Not that she didn't get out enough since working with Carlos. Quite the opposite. There were trips to the Far East, Western Europe, and more local destinations like Mexico to look at Mayan etchings. It would have been a blur of fascination to an observer, but quite different to live it. There was a lot of legwork and even more tactical and etiquette mines to navigate than she expected. She had stepped on a few, too.

She was not bored with the work. No one with even the slightest interest in the field would call Carlos' work dull; but there were less exotic aspects of being aide to a museum curator, despite the field. Most of her professors at school recognized and credited her field experience, but the hands-on training did little for her social life.
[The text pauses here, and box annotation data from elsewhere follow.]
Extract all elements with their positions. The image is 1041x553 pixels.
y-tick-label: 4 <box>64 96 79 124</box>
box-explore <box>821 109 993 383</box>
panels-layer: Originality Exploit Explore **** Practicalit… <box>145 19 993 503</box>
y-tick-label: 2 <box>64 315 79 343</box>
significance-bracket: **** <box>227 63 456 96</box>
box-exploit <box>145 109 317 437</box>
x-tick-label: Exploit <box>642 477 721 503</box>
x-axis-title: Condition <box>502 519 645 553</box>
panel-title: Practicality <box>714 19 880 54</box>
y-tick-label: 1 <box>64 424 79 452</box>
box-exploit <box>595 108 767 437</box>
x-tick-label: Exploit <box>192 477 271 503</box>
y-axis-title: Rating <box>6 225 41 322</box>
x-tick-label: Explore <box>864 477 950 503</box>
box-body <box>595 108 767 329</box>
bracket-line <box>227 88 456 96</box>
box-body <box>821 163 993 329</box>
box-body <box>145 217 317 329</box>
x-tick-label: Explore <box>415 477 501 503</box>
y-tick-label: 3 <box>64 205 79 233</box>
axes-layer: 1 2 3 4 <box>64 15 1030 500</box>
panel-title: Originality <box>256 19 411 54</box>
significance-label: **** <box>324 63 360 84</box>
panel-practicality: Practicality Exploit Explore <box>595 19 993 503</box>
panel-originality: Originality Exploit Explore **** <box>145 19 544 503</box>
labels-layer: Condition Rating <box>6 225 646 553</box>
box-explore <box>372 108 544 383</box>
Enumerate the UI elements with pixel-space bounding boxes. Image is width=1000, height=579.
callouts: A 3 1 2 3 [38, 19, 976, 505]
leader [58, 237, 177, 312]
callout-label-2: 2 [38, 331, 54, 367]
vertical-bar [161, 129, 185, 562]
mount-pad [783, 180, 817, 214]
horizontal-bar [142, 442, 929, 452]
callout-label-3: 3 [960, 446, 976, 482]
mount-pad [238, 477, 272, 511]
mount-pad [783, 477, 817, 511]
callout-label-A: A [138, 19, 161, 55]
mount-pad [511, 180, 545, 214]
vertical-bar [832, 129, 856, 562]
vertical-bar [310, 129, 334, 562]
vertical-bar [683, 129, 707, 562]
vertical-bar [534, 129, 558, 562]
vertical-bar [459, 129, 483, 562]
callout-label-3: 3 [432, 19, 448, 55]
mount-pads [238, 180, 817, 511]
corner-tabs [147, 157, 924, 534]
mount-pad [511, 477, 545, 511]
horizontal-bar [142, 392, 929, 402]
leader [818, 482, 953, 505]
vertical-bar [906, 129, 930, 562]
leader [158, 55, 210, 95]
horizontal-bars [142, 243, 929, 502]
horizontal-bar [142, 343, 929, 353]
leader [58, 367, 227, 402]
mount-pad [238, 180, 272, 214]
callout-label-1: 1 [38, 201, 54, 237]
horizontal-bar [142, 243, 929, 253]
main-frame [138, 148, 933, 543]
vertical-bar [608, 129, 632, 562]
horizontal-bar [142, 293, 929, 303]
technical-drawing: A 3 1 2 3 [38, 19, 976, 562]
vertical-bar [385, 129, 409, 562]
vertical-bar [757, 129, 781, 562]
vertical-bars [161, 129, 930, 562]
If Carlos was going to make the discovery of the twentieth century—or any other century—she wanted to be there.

She had been working for two hours on Carlos' notes for the diary, wading through digs and reports and depths of saltwater over the years, when the sounds of the Jeep pulling up met her ears. Rudy looked in on her momentarily before going to the tower to activate the light.

He stopped back in when he was done.

"Are you winning?" she asked as he began to pull the door closed.

He smiled and chuckled, shaking his head. "Not 'xactly. Your Papa's doing a bit better."

The word papa made the smile slip from Lauren's face. "Oh . . . good." She gave him a meager grin. "Have fun."

"You bet." He sent her a wave and pulled the door shut behind him.

She stared at it, grimacing internally. Carlos Sheldon as her father hit a somewhat sour note. Her thoughts were broken by the lighthouse's powerful beam shining through the room in the late evening. She looked back down to her work, her thoughts still on Rudy's daily routine of light-tending.

Unlike Country Island and the other surrounding lighthouses, the one Rudy operated was manual, with no automation whatsoever. It was also one of the oldest, being built in 1893. The only modification of any real consequence was electricity in the early 1930s. Even that had only been a generator until power was run out to the island in the 1960s by cable.

Only the beacon's centennial anniversary several years ago had kept the Oak Island light from being converted to modern automation. There was even a special interest group forming that tried to make all off-coast lighthouses fully automatic by the turn of the century; for economical reasons, they claimed. It helped, too, that Rudy's father, Sebastian Maddock, had tended the light since its original prisms. Rudy took over the keep when Sebastian had died forty years ago.

Lauren took a moment to stretch as night fully fell over the island. Thoughts of a pirate flag in the diary still fringed her mind as she detailed points Carlos had made about the actual content of the pages. The pirate slant was indeed tempting, she had to admit.

She had just poured herself another cup of tea when she heard a vehicle outside. She could tell it was not the Jeep. She peeked through the kitchen window and groaned.

Barely had she had time to stow the diary and notes in the parlor secretary than Miles knocked on the door.